「クレイグボンド作品の集大成」007 ノー・タイム・トゥ・ダイ vegaさんの映画レビュー(感想・評価)
クレイグボンド作品の集大成
個人的にはクレイグボンドの集大成として、とても良かったように思いました。
途中作でボンドがヴェスパーのことを思い出すシーンは何度かありましたが、本作のボンドは、はっきりとした形で初めてヴェスパーの心情を理解できたとも言えるのではないでしょうか。
そういった意味で、本作はカジノ・ロワイヤル、スペクター両方の後作として相応しく、フクナガ監督の、クレイグボンドの007過去作に対するリスペクトを垣間見たような気がします。
また、007シリーズに感情的な側面を吹き込んだのが、クレイグボンドの醍醐味の1つでもあると思うのですが、初めてカジノ・ロワイヤルを観終わったときの、あの重厚感にも似た感覚を久しぶりに味わいました。
その重厚感は、迫力あるアクションに加え、ボンドの内面に近づいたからこそ、 生まれたものなのではないかと思っています。
それはカジノロワイヤルで、ボンドが放心したヴェスパーに寄り添った場面、 スカイフォールで、ボンドが母へ抱く感情に近いものを、Mに対して見せた場面を観た時に、感じたものと同じでした。
ネタバレするので多くは書きませんが、本作でも、やはりボンドの人間的な側面が重厚感を生じさせ、シリーズで一貫したテーマとなっていたように思いました。
10年間もボンドを演じてきたダニエル・クレイグのアクションや演技も、もちろん素晴らしく、感動しました。
【追記】
日本の要素 (作務衣、畳、 能面等)が所々出てくること、純日本ではないことへの抵抗は、個人的にはあまりありませんでした。
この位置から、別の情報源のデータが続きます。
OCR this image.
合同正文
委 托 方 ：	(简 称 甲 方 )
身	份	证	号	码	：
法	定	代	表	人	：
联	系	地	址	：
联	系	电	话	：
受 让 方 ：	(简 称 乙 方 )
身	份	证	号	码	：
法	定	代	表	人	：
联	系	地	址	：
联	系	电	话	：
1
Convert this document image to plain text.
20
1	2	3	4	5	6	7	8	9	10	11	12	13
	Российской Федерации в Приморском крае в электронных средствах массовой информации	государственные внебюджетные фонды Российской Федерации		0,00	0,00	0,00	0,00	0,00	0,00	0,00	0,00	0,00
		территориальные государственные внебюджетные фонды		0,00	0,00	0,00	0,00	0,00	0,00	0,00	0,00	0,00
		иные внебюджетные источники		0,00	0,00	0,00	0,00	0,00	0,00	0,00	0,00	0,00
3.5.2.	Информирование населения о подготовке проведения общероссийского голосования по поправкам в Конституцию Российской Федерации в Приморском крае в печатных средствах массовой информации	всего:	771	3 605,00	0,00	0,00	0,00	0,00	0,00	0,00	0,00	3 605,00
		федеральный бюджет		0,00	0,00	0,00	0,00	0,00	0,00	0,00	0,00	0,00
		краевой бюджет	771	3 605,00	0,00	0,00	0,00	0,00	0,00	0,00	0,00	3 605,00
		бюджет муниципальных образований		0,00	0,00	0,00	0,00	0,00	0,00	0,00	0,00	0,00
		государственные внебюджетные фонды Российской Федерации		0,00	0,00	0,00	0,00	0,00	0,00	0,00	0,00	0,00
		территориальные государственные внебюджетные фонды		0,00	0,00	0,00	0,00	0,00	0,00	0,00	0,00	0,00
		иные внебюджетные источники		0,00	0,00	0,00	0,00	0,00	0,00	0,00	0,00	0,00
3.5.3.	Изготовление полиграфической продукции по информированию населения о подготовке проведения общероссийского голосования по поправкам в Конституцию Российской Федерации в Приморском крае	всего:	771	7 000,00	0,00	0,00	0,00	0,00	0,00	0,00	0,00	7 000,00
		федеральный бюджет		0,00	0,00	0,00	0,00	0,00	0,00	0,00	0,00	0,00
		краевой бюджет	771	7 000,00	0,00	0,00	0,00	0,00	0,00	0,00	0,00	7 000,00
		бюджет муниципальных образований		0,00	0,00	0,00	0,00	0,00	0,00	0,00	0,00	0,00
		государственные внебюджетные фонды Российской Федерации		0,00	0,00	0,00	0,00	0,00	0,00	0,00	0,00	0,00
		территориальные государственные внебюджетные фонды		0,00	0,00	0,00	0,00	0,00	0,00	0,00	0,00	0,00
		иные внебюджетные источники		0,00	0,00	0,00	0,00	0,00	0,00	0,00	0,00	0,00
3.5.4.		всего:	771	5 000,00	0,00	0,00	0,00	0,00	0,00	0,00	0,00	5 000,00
外国で日本のことを細部まで理解するのは 、とても難しいし、逆に西洋的な文化・ 価値観に根付いたクレイグ007の細かい精神を理解するのも難しいと思います。
監督が自分のルーツに興味・関心を持ち、創作に活かしたことに大きい意味があって、 そこには日本文化を大事にしたい気持ちと、日本への敬意もあるのではないかと感じました。